Un sujet lourd, sous le double patronage Jacques Demy-Claude Lanzmann : pari à demi-tenu.
Depuis Jeanne et le Garçon formidable, on suit avec intérêt et empathie la filmo de Ducastel et Martineau, deux garçons sans doute formidables, attachants en tout cas par leurs sujets et leurs références esthétiques.
L’Arbre et la Forêt est un de leurs projets les plus ambitieux puisqu’il évoque la déportation des homosexuels, apportant ainsi un éclairage spécifique sur un événement historique qui mobilise beaucoup la fiction ces derniers temps (Liberté de Tony Gatlif, La Rafle de Rose Bosch, voire Shutter Island de Scorsese).
Ducastel et Martineau inscrivent ce lourd sujet dans un genre très français : la réunion familiale et son proverbial lavage de linge sale.
Suite à l’enterrement d’un fils aîné avec lequel il était en conflit, Frédéric va révéler à sa famille son secret.L’Arbre et la Forêt semble se déployer sous les auspices de deux “maîtres” aux filmos très dissemblables.
La veine Demy (qui remonte à Sirk et Ophuls), c’est le lyrisme qui irrigue le film : importance des arbres, de la nature, de la musique, éléments sensoriels que le personnage principal et les réalisateurs font “chanter” à l’unisson.
Bien que ce film soit une fiction, il nous semble que le Shoah de Claude Lanzmann a également servi de boussole. En effet, contrairement aux autres fictions sur le sujet, il n’y a ici aucune image de reconstitution, Ducastel et Martineau faisant resurgir le passé uniquement par le biais de la parole de Frédéric/Guy Marchand.
Choix théorique louable, mais qui ne fonctionne pas forcément : la parole des témoins de Lanzmann saisissait parce qu’elle était frappée du sceau du vécu ; ici, elle est un texte de fiction dit par un acteur, et sa puissance en est nettement amoindrie.

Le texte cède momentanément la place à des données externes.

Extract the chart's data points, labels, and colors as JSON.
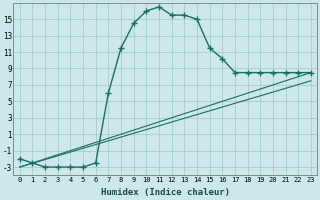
{
  "xlabel": "Humidex (Indice chaleur)",
  "bg_color": "#cce8ea",
  "grid_color": "#aacccc",
  "line_color": "#1a6e64",
  "xlim": [
    -0.5,
    23.5
  ],
  "ylim": [
    -4.0,
    17.0
  ],
  "xticks": [
    0,
    1,
    2,
    3,
    4,
    5,
    6,
    7,
    8,
    9,
    10,
    11,
    12,
    13,
    14,
    15,
    16,
    17,
    18,
    19,
    20,
    21,
    22,
    23
  ],
  "yticks": [
    -3,
    -1,
    1,
    3,
    5,
    7,
    9,
    11,
    13,
    15
  ],
  "series1_x": [
    0,
    1,
    2,
    3,
    4,
    5,
    6,
    7,
    8,
    9,
    10,
    11,
    12,
    13,
    14,
    15,
    16,
    17,
    18,
    19,
    20,
    21,
    22,
    23
  ],
  "series1_y": [
    -2,
    -2.5,
    -3,
    -3,
    -3,
    -3,
    -2.5,
    6.0,
    11.5,
    14.5,
    16.0,
    16.5,
    15.5,
    15.5,
    15.0,
    11.5,
    10.2,
    8.5,
    8.5,
    8.5,
    8.5,
    8.5,
    8.5,
    8.5
  ],
  "series2_x": [
    0,
    23
  ],
  "series2_y": [
    -3,
    7.5
  ],
  "series3_x": [
    0,
    23
  ],
  "series3_y": [
    -3,
    8.5
  ]
}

Ces passages racontés sont moins forts que les conflits familiaux représentés au présent. Au lieu de se rehausser mutuellement, le romantisme sombre à la Demy et la parole nue à la Lanzmann se marient mal.
Pari demy-lanzmannien, pari demi-tenu ou demi-perdu. Plus qu’un éclairage sur un aspect particulier de la Shoah, on retient de ce film son casting génial : des acteurs magnifiques que l’on ne voit pas assez souvent (Guy Marchand, Françoise Fabian, Catherine Mouchet), d’autres tirés de l’oubli (François Négret) et de belles jeunes pousses (Sabrina Seyvecou, Yannick Rénier).
Rien que pour eux, ce film vaut le coup.